Il rapporto con gli allenatori?

"Con Mihajlovic avevo un rapporto diretto: ci si diceva le cose e finiva lì. E vorrei sottolineare che con i giovani serve pazienza. Collina con me ebbe coraggio nel ripropormi, anche quando sbagliavo. Sarri, scherzando, mi diceva "oggi mi sono comportato bene". Ma non serve farlo con Orsato, bisogna farlo con i giovani. Anche se, questo sì, si è abbassata tanto l'età di ingresso dei primi fischietti: a 14 anni non puoi essere pronto a gestire un'offesa come lo saresti a 19".

Restiamo in Europa: perché in coppa c'è un metro di arbitraggio diverso, più permissivo?

"Sono le squadre ad avere un atteggiamento diverso. Non sono gli arbitri a deciderlo, sono i giocatori. Il direttore di gara non pensa "oggi voglio fischiare poco": è la partita che decide e l'arbitro si adatta".

La nuove frontiere prevedono microfono live e spiegazioni delle scelte: è la direzione giusta?

"Anche agli Europei si faceva: non a voce, ma sullo schermo si davano spiegazioni".

Nelle scorse settimane sembrava destinato a far da consulente all'associazione arbitrale russa. La rinuncia ha motivi politici?

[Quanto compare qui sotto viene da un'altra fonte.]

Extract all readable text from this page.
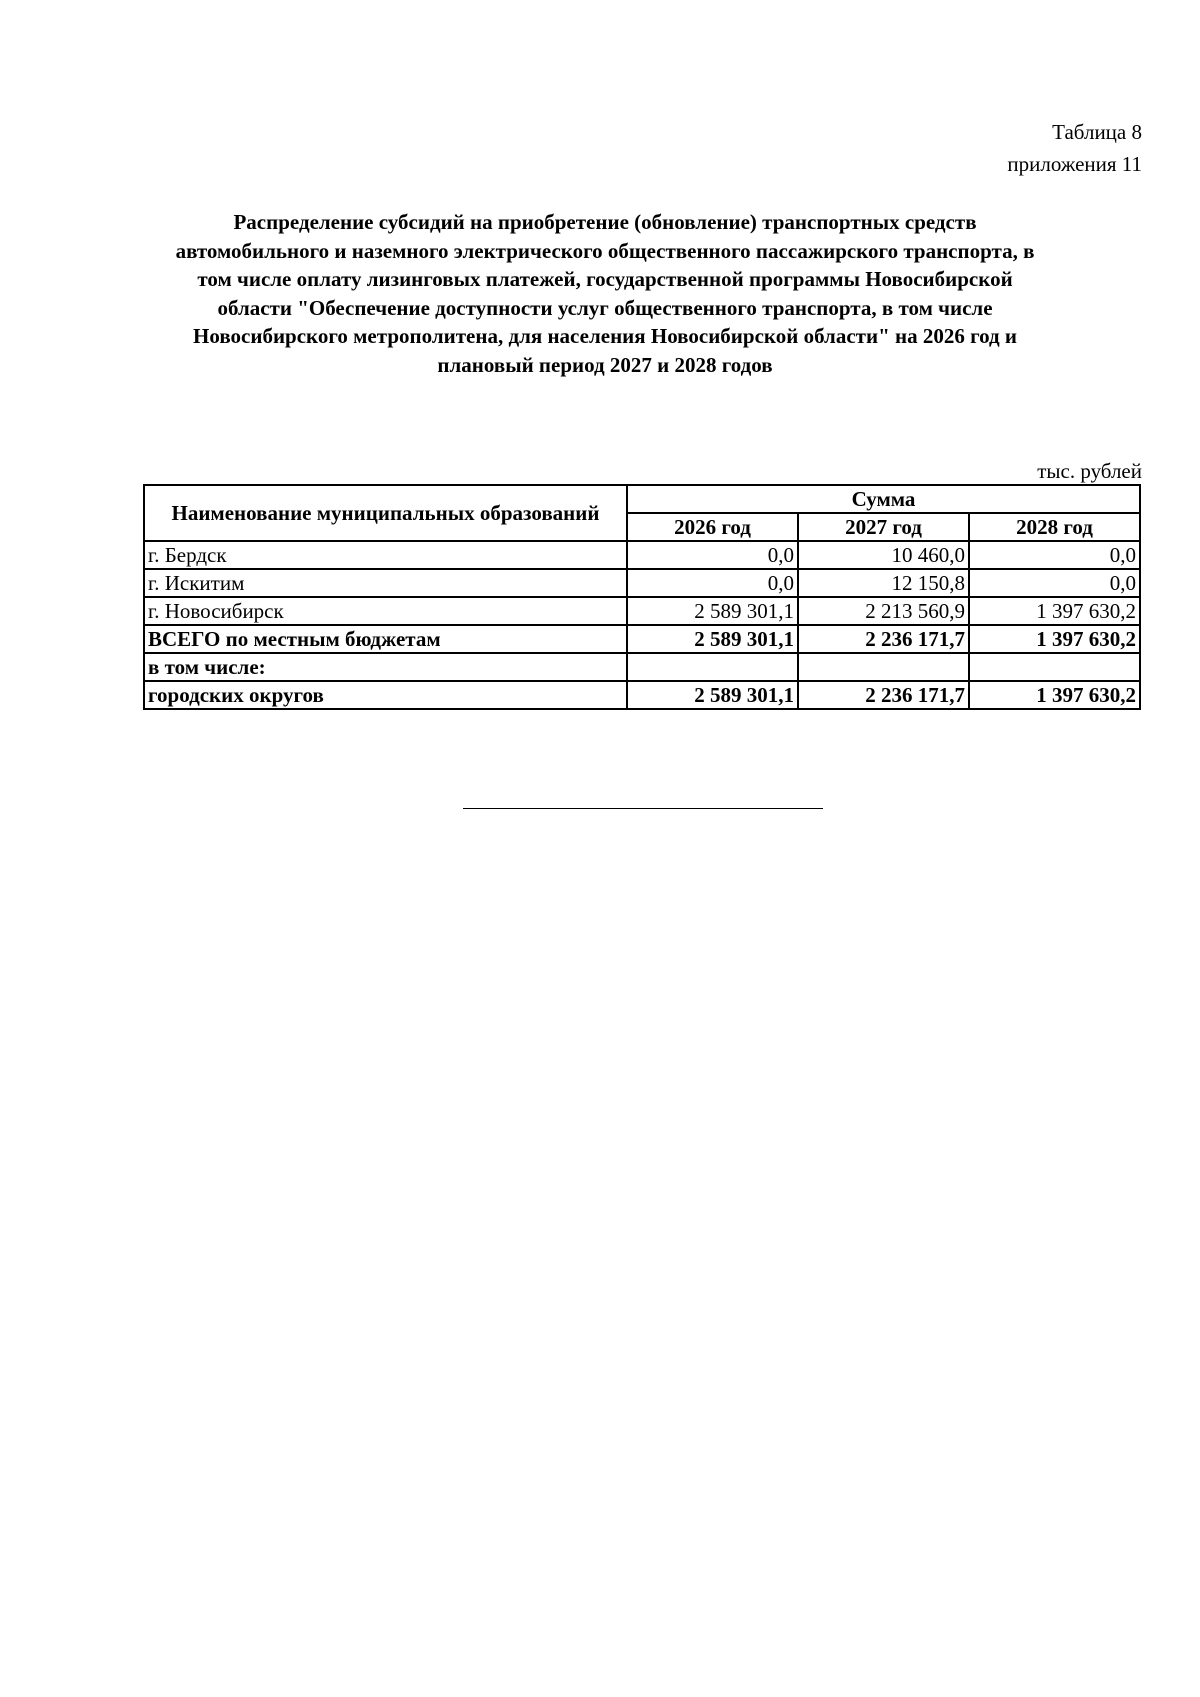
Таблица 8
приложения 11
Распределение субсидий на приобретение (обновление) транспортных средств
автомобильного и наземного электрического общественного пассажирского транспорта, в
том числе оплату лизинговых платежей, государственной программы Новосибирской
области "Обеспечение доступности услуг общественного транспорта, в том числе
Новосибирского метрополитена, для населения Новосибирской области" на 2026 год и
плановый период 2027 и 2028 годов
тыс. рублей
Наименование муниципальных образований	Сумма		
	2026 год	2027 год	2028 год
г. Бердск	0,0	10 460,0	0,0
г. Искитим	0,0	12 150,8	0,0
г. Новосибирск	2 589 301,1	2 213 560,9	1 397 630,2
ВСЕГО по местным бюджетам	2 589 301,1	2 236 171,7	1 397 630,2
в том числе:			
городских округов	2 589 301,1	2 236 171,7	1 397 630,2
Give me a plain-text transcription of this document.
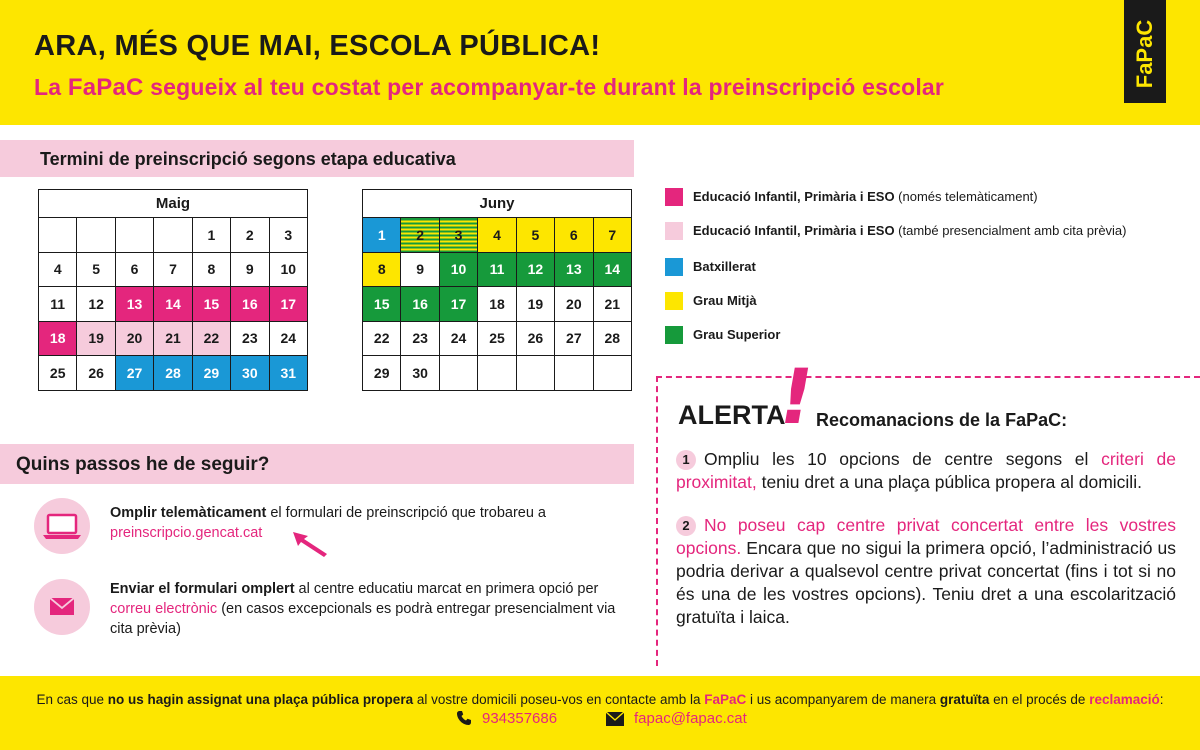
ARA, MÉS QUE MAI, ESCOLA PÚBLICA!
La FaPaC segueix al teu costat per acompanyar-te durant la preinscripció escolar	FaPaC
Termini de preinscripció segons etapa educativa
Maig						
				1	2	3
4	5	6	7	8	9	10
11	12	13	14	15	16	17
18	19	20	21	22	23	24
25	26	27	28	29	30	31
Juny						
1	2	3	4	5	6	7
8	9	10	11	12	13	14
15	16	17	18	19	20	21
22	23	24	25	26	27	28
29	30					
Educació Infantil, Primària i ESO (només telemàticament)
Educació Infantil, Primària i ESO (també presencialment amb cita prèvia)
Batxillerat
Grau Mitjà
Grau Superior
ALERTA
!
Recomanacions de la FaPaC:
1 Ompliu les 10 opcions de centre segons el criteri de proximitat, teniu dret a una plaça pública propera al domicili.
2 No poseu cap centre privat concertat entre les vostres opcions. Encara que no sigui la primera opció, l’administració us podria derivar a qualsevol centre privat concertat (fins i tot si no és una de les vostres opcions). Teniu dret a una escolarització gratuïta i laica.
Quins passos he de seguir?
Omplir telemàticament el formulari de preinscripció que trobareu a
preinscripcio.gencat.cat
Enviar el formulari omplert al centre educatiu marcat en primera opció per correu electrònic (en casos excepcionals es podrà entregar presencialment via cita prèvia)
En cas que no us hagin assignat una plaça pública propera al vostre domicili poseu-vos en contacte amb la FaPaC i us acompanyarem de manera gratuïta en el procés de reclamació:
934357686	fapac@fapac.cat
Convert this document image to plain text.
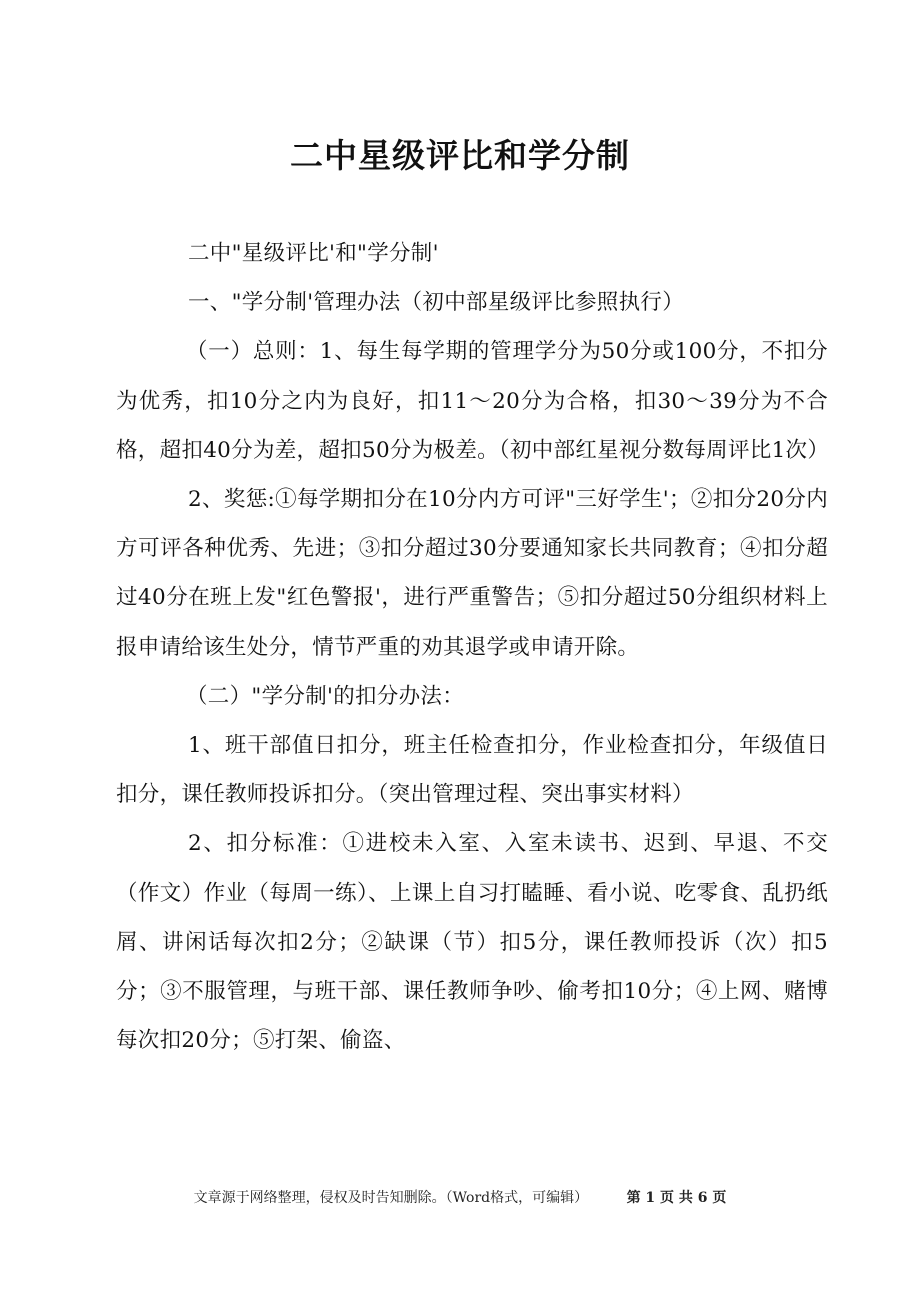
二中星级评比和学分制

二中"星级评比'和"学分制'

一、"学分制'管理办法（初中部星级评比参照执行）

（一）总则：1、每生每学期的管理学分为50分或100分，不扣分为优秀，扣10分之内为良好，扣11～20分为合格，扣30～39分为不合格，超扣40分为差，超扣50分为极差。（初中部红星视分数每周评比1次）

2、奖惩:①每学期扣分在10分内方可评"三好学生'；②扣分20分内方可评各种优秀、先进；③扣分超过30分要通知家长共同教育；④扣分超过40分在班上发"红色警报'，进行严重警告；⑤扣分超过50分组织材料上报申请给该生处分，情节严重的劝其退学或申请开除。

（二）"学分制'的扣分办法：

1、班干部值日扣分，班主任检查扣分，作业检查扣分，年级值日扣分，课任教师投诉扣分。（突出管理过程、突出事实材料）

2、扣分标准：①进校未入室、入室未读书、迟到、早退、不交（作文）作业（每周一练）、上课上自习打瞌睡、看小说、吃零食、乱扔纸屑、讲闲话每次扣2分；②缺课（节）扣5分，课任教师投诉（次）扣5分；③不服管理，与班干部、课任教师争吵、偷考扣10分；④上网、赌博每次扣20分；⑤打架、偷盗、

文章源于网络整理，侵权及时告知删除。（Word格式，可编辑）	第 1 页 共 6 页
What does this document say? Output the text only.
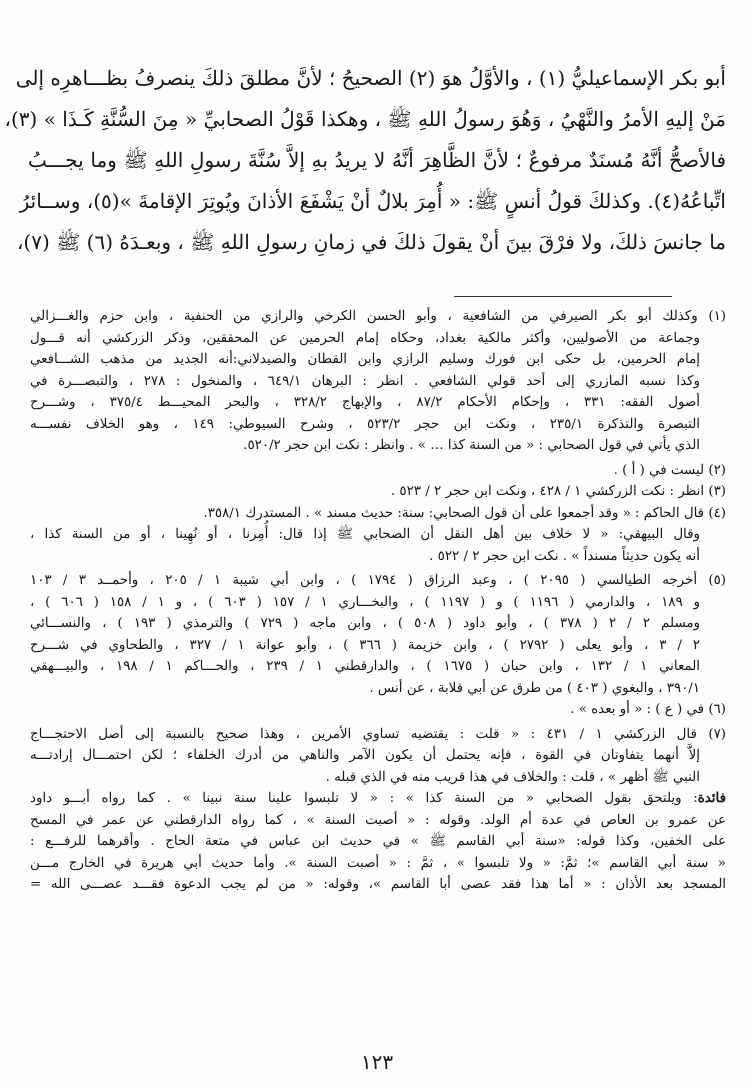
أبو بكر الإسماعيليُّ (١) ، والأوَّلُ هوَ (٢) الصحيحُ ؛ لأنَّ مطلقَ ذلكَ ينصرفُ بظـــاهرِه إلى
مَنْ إليهِ الأمرُ والنَّهْيُ ، وَهُوَ رسولُ اللهِ ﷺ ، وهكذا قَوْلُ الصحابيِّ « مِنَ السُّنَّةِ كَـذَا » (٣)،
فالأصحُّ أنَّهُ مُسنَدٌ مرفوعٌ ؛ لأنَّ الظَّاهِرَ أنَّهُ لا يريدُ بهِ إلاَّ سُنَّةَ رسولِ اللهِ ﷺ وما يجـــبُ
اتِّباعُهُ(٤). وكذلكَ قولُ أنسٍ ﷺ: « أُمِرَ بلالٌ أنْ يَشْفَعَ الأذانَ ويُوتِرَ الإقامةَ »(٥)، وســائرُ
ما جانسَ ذلكَ، ولا فرْقَ بينَ أنْ يقولَ ذلكَ في زمانِ رسولِ اللهِ ﷺ ، وبعـدَهُ (٦) ﷺ (٧)،
(١) وكذلك أبو بكر الصيرفي من الشافعية ، وأبو الحسن الكرخي والرازي من الحنفية ، وابن حزم والغـــزالي
وجماعة من الأصوليين، وأكثر مالكية بغداد، وحكاه إمام الحرمين عن المحققين، وذكر الزركشي أنه قـــول
إمام الحرمين، بل حكى ابن فورك وسليم الرازي وابن القطان والصيدلاني:أنه الجديد من مذهب الشـــافعي
وكذا نسبه المازري إلى أحد قولي الشافعي . انظر : البرهان ٦٤٩/١ ، والمنخول : ٢٧٨ ، والتبصـــرة في
أصول الفقه: ٣٣١ ، وإحكام الأحكام ٨٧/٢ ، والإبهاج ٣٢٨/٢ ، والبحر المحيـــط ٣٧٥/٤ ، وشـــرح
التبصرة والتذكرة ٢٣٥/١ ، ونكت ابن حجر ٥٢٣/٢ ، وشرح السيوطي: ١٤٩ ، وهو الخلاف نفســـه
الذي يأتي في قول الصحابي : « من السنة كذا … » . وانظر : نكت ابن حجر ٥٢٠/٢.
(٢) ليست في ( أ ) .
(٣) انظر : نكت الزركشي ١ / ٤٢٨ ، ونكت ابن حجر ٢ / ٥٢٣ .
(٤) قال الحاكم : « وقد أجمعوا على أن قول الصحابي: سنة: حديث مسند » . المستدرك ٣٥٨/١.
وقال البيهقي: « لا خلاف بين أهل النقل أن الصحابي ﷺ إذا قال: أُمِرنا ، أو نُهِينا ، أو من السنة كذا ،
أنه يكون حديثاً مسنداً » . نكت ابن حجر ٢ / ٥٢٢ .
(٥) أخرجه الطيالسي ( ٢٠٩٥ ) ، وعبد الرزاق ( ١٧٩٤ ) ، وابن أبي شيبة ١ / ٢٠٥ ، وأحمــد ٣ / ١٠٣
و ١٨٩ ، والدارمي ( ١١٩٦ ) و ( ١١٩٧ ) ، والبخـــاري ١ / ١٥٧ ( ٦٠٣ ) ، و ١ / ١٥٨ ( ٦٠٦ ) ،
ومسلم ٢ / ٢ ( ٣٧٨ ) ، وأبو داود ( ٥٠٨ ) ، وابن ماجه ( ٧٢٩ ) والترمذي ( ١٩٣ ) ، والنســـائي
٢ / ٣ ، وأبو يعلى ( ٢٧٩٢ ) ، وابن خزيمة ( ٣٦٦ ) ، وأبو عوانة ١ / ٣٢٧ ، والطحاوي في شـــرح
المعاني ١ / ١٣٢ ، وابن حبان ( ١٦٧٥ ) ، والدارقطني ١ / ٢٣٩ ، والحـــاكم ١ / ١٩٨ ، والبيـــهقي
٣٩٠/١ ، والبغوي ( ٤٠٣ ) من طرق عن أبي قلابة ، عن أنس .
(٦) في ( ع ) : « أو بعده » .
(٧) قال الزركشي ١ / ٤٣١ : « قلت : يقتضيه تساوي الأمرين ، وهذا صحيح بالنسبة إلى أصل الاحتجـــاج
إلاَّ أنهما يتفاوتان في القوة ، فإنه يحتمل أن يكون الآمر والناهي من أدرك الخلفاء ؛ لكن احتمـــال إرادتـــه
النبي ﷺ أظهر » ، قلت : والخلاف في هذا قريب منه في الذي قبله .
فائدة: ويلتحق بقول الصحابي « من السنة كذا » : « لا تلبسوا علينا سنة نبينا » . كما رواه أبـــو داود
عن عمرو بن العاص في عدة أم الولد. وقوله : « أصبت السنة » ، كما رواه الدارقطني عن عمر في المسح
على الخفين، وكذا قوله: «سنة أبي القاسم ﷺ » في حديث ابن عباس في متعة الحاج . وأقرهما للرفـــع :
« سنة أبي القاسم »؛ ثمَّ: « ولا تلبسوا » ، ثمَّ : « أصبت السنة ». وأما حديث أبي هريرة في الخارج مـــن
المسجد بعد الأذان : « أما هذا فقد عصى أبا القاسم »، وقوله: « من لم يجب الدعوة فقـــد عصـــى الله =
١٢٣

"Era un progetto serio, autorizzato Uefa e Fifa, che tra l'altro non vedeva la mia presenza in Russia. Semplicemente ha preso corpo una possibilità di formazione con l'Aia ed è stato doveroso dare la precedenza alla mia associazione, sperando che il progetto si concretizzi. Ho ricevuto tanto, vorrei dare ancora di più".

Anche da designatore?

"Non è un termine che mi piace. Vorrei insegnare, ma sono a disposizione".